## Spam Detection Project
(Natural Language Processing)

### 01. Data science project implementation


Unwanted messages, also known as spam, cause email users to waste a lot of time. In addition, they can be a danger to information security because, in some cases, they contain malicious links with malware. To prevent these crimes, it is necessary to develop a security system that detects spam.

The goal of the project is to create a spam detection system.

The dataset consists of text messages from volunteers in a study in Singapore and some spam text messages from a UK reporting site mixed together.

To complete this project all the data was studied and maching learning models was created to do the predictions. <br/> 
All models was used using pyspark with Spark's MLlib. <br/>
The data used is in the file "SMSSpamCollection" in csv format and, after being received, was processed for later use by ML.

In [None]:
# Import related packages
import numpy as np
from pyspark.sql.functions import length

# Feature Selection
from pyspark.ml.feature import Tokenizer, StopWordsRemover, CountVectorizer, IDF, StringIndexer
from pyspark.ml.feature import VectorAssembler

# Evaluator
from pyspark.ml.evaluation import MulticlassClassificationEvaluator

# Build the Model
from pyspark.ml import Pipeline
from pyspark.ml.classification import LogisticRegression
from pyspark.ml.classification import DecisionTreeClassifier
from pyspark.ml.classification import LinearSVC
from pyspark.ml.classification import NaiveBayes

# Start spark
from pyspark.sql import SparkSession
spark = SparkSession.builder.appName('nlp').getOrCreate()

## 02. Sourcing Data

In [None]:
# 02.1 Loading data
data = spark.read.csv('/FileStore/tables/SMSSpamCollection', inferSchema=True, sep='\t') # \t it is separated by tabs, not by commas
data = data.withColumnRenamed('_c0', 'class').withColumnRenamed('_c1', 'text')

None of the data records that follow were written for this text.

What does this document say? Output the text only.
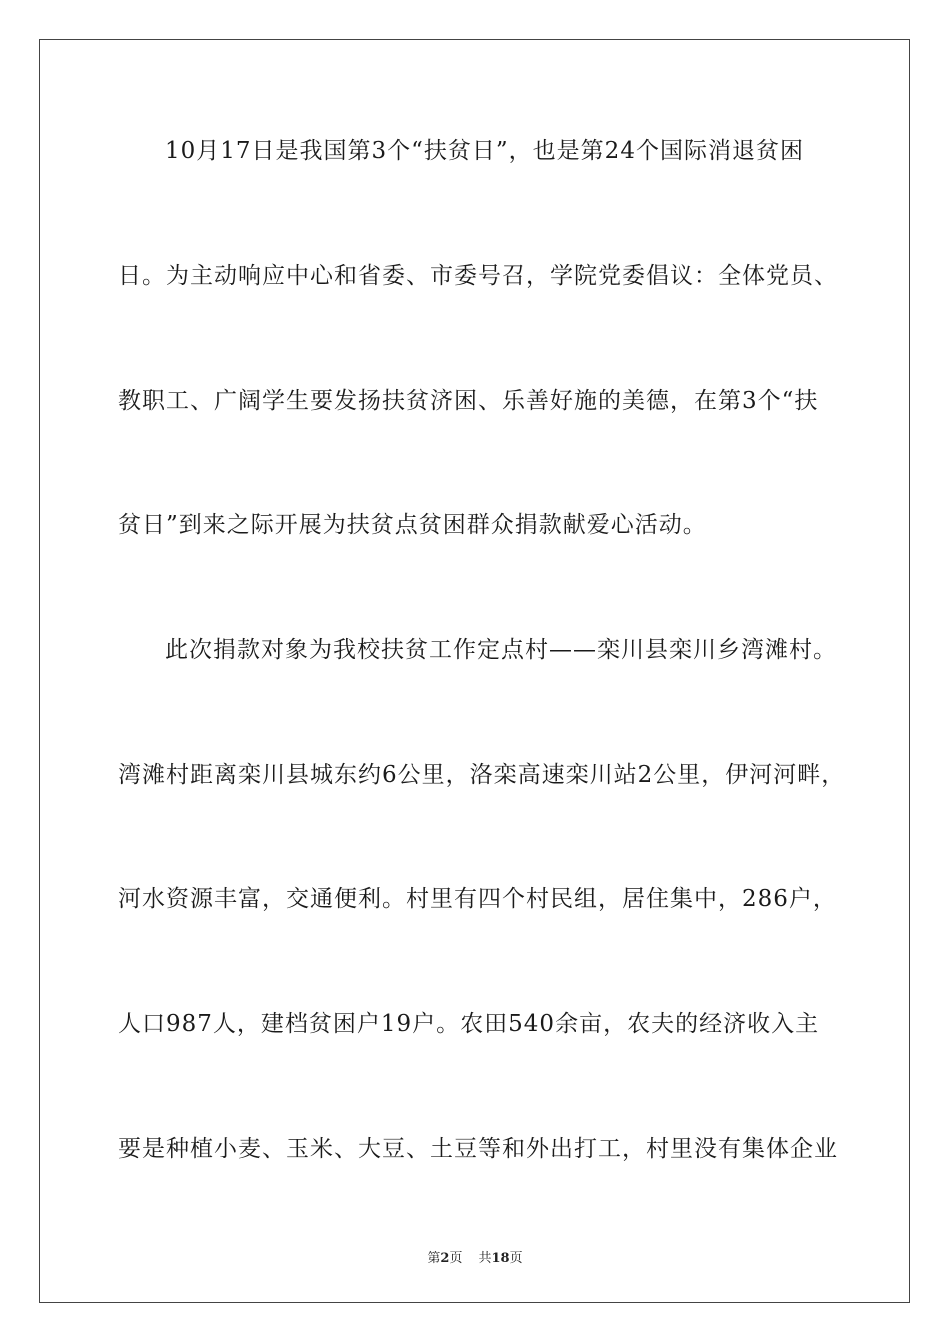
10月17日是我国第3个“扶贫日”，也是第24个国际消退贫困
日。为主动响应中心和省委、市委号召，学院党委倡议：全体党员、
教职工、广阔学生要发扬扶贫济困、乐善好施的美德，在第3个“扶
贫日”到来之际开展为扶贫点贫困群众捐款献爱心活动。
此次捐款对象为我校扶贫工作定点村——栾川县栾川乡湾滩村。
湾滩村距离栾川县城东约6公里，洛栾高速栾川站2公里，伊河河畔，
河水资源丰富，交通便利。村里有四个村民组，居住集中，286户，
人口987人，建档贫困户19户。农田540余亩，农夫的经济收入主
要是种植小麦、玉米、大豆、土豆等和外出打工，村里没有集体企业
第2页 共18页
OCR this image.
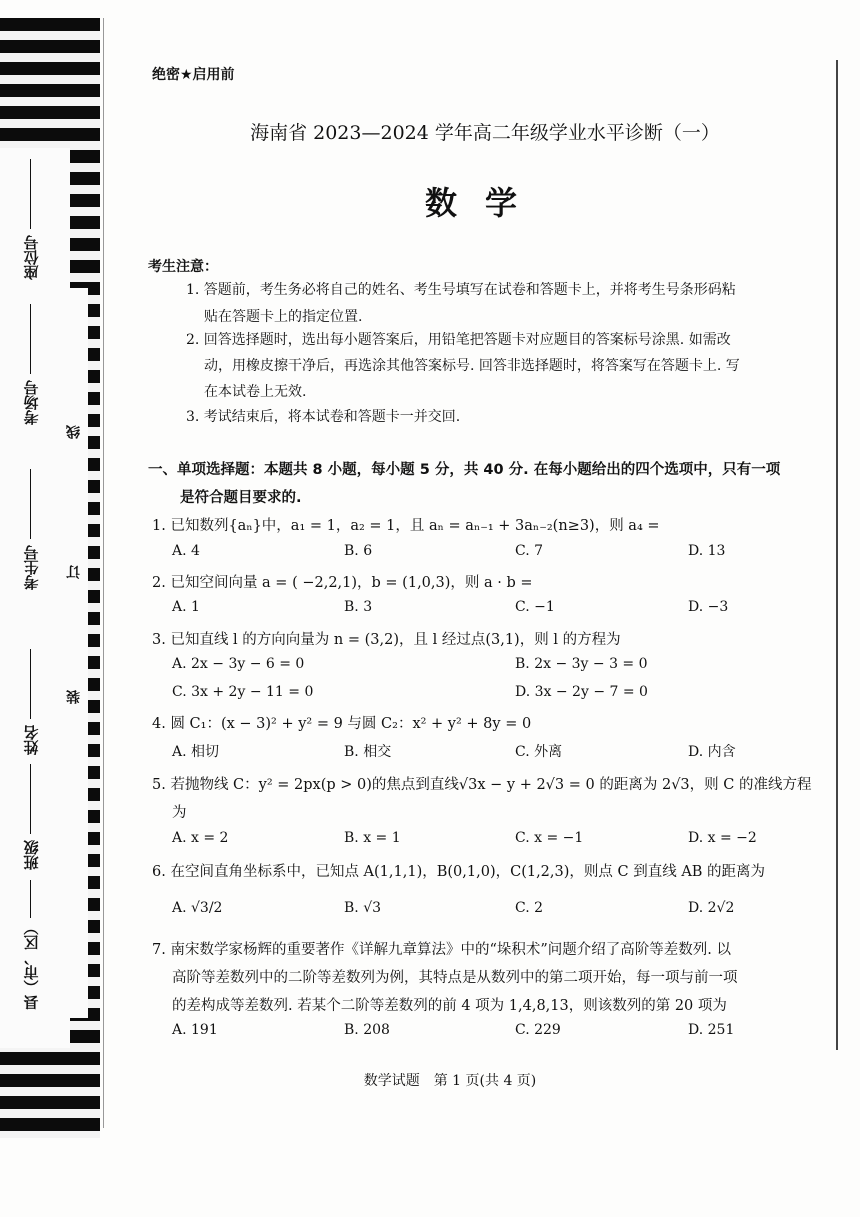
座位号
考场号
考生号
姓名
班级
县（市、区）
线
订
装
绝密★启用前
海南省 2023—2024 学年高二年级学业水平诊断（一）
数学
考生注意：
1. 答题前，考生务必将自己的姓名、考生号填写在试卷和答题卡上，并将考生号条形码粘
贴在答题卡上的指定位置.
2. 回答选择题时，选出每小题答案后，用铅笔把答题卡对应题目的答案标号涂黑. 如需改
动，用橡皮擦干净后，再选涂其他答案标号. 回答非选择题时，将答案写在答题卡上. 写
在本试卷上无效.
3. 考试结束后，将本试卷和答题卡一并交回.
一、单项选择题：本题共 8 小题，每小题 5 分，共 40 分. 在每小题给出的四个选项中，只有一项
是符合题目要求的.
1. 已知数列{aₙ}中，a₁ = 1，a₂ = 1，且 aₙ = aₙ₋₁ + 3aₙ₋₂(n≥3)，则 a₄ =
A. 4	B. 6	C. 7	D. 13
2. 已知空间向量 a = ( −2,2,1)，b = (1,0,3)，则 a · b =
A. 1	B. 3	C. −1	D. −3
3. 已知直线 l 的方向向量为 n = (3,2)，且 l 经过点(3,1)，则 l 的方程为
A. 2x − 3y − 6 = 0	B. 2x − 3y − 3 = 0
C. 3x + 2y − 11 = 0	D. 3x − 2y − 7 = 0
4. 圆 C₁：(x − 3)² + y² = 9 与圆 C₂：x² + y² + 8y = 0
A. 相切	B. 相交	C. 外离	D. 内含
5. 若抛物线 C：y² = 2px(p > 0)的焦点到直线√3x − y + 2√3 = 0 的距离为 2√3，则 C 的准线方程
为
A. x = 2	B. x = 1	C. x = −1	D. x = −2
6. 在空间直角坐标系中，已知点 A(1,1,1)，B(0,1,0)，C(1,2,3)，则点 C 到直线 AB 的距离为
A. √3/2	B. √3	C. 2	D. 2√2
7. 南宋数学家杨辉的重要著作《详解九章算法》中的“垛积术”问题介绍了高阶等差数列. 以
高阶等差数列中的二阶等差数列为例，其特点是从数列中的第二项开始，每一项与前一项
的差构成等差数列. 若某个二阶等差数列的前 4 项为 1,4,8,13，则该数列的第 20 项为
A. 191	B. 208	C. 229	D. 251
数学试题　第 1 页(共 4 页)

data.show(3, truncate=False)

+-----+-----------------------------------------------------------------------------------------------------------------------------------------------------------+
|class|text                                                                                                                                                       |
+-----+-----------------------------------------------------------------------------------------------------------------------------------------------------------+
|ham  |Go until jurong point, crazy.. Available only in bugis n great world la e buffet... Cine there got amore wat...                                            |
|ham  |Ok lar... Joking wif u oni...                                                                                                                              |
|spam |Free entry in 2 a wkly comp to win FA Cup final tkts 21st May 2005. Text FA to 87121 to receive entry question(std txt rate)T&C's apply 08452810075over18's|
+-----+---------

## 03. Exploratory Data Analysis and Data Cleaning

In [None]:
data = data.withColumn('length', length(data['text']))

data.show(3)
data.groupBy('class').mean().show()

+-----+--------------------+------+
|class|                text|length|
+-----+--------------------+------+
|  ham|Go until jurong p...|   111|
|  ham|Ok lar... Joking ...|    29|
| spam|Free entry in 2 a...|   155|
+-----+--------------------+------+
only showing top 3 rows

+-----+-----------------+
|class|      avg(length)|
+-----+-----------------+
|  ham| 71.4545266210897|
| spam|138.6706827309237|
+-----+-----------------+



## 04. Modeling and Evaluation

In [None]:
# 04.1. Data configuration

# 04.1.1 Class index and setting up features
ham_spam_to_numeric = StringIndexer(inputCol='class', outputCol='label')
tokenizer = Tokenizer(inputCol='text', outputCol='token_text')
stop_remove = StopWordsRemover(inputCol='token_text', outputCol='stop_token')
count_vec = CountVectorizer(inputCol='stop_token', outputCol='c_vec')
idf = IDF(inputCol='c_vec', outputCol='tf_idf') # Inverse document frequency
clean_up = VectorAssembler(inputCols=['tf_idf', 'length'], outputCol='features')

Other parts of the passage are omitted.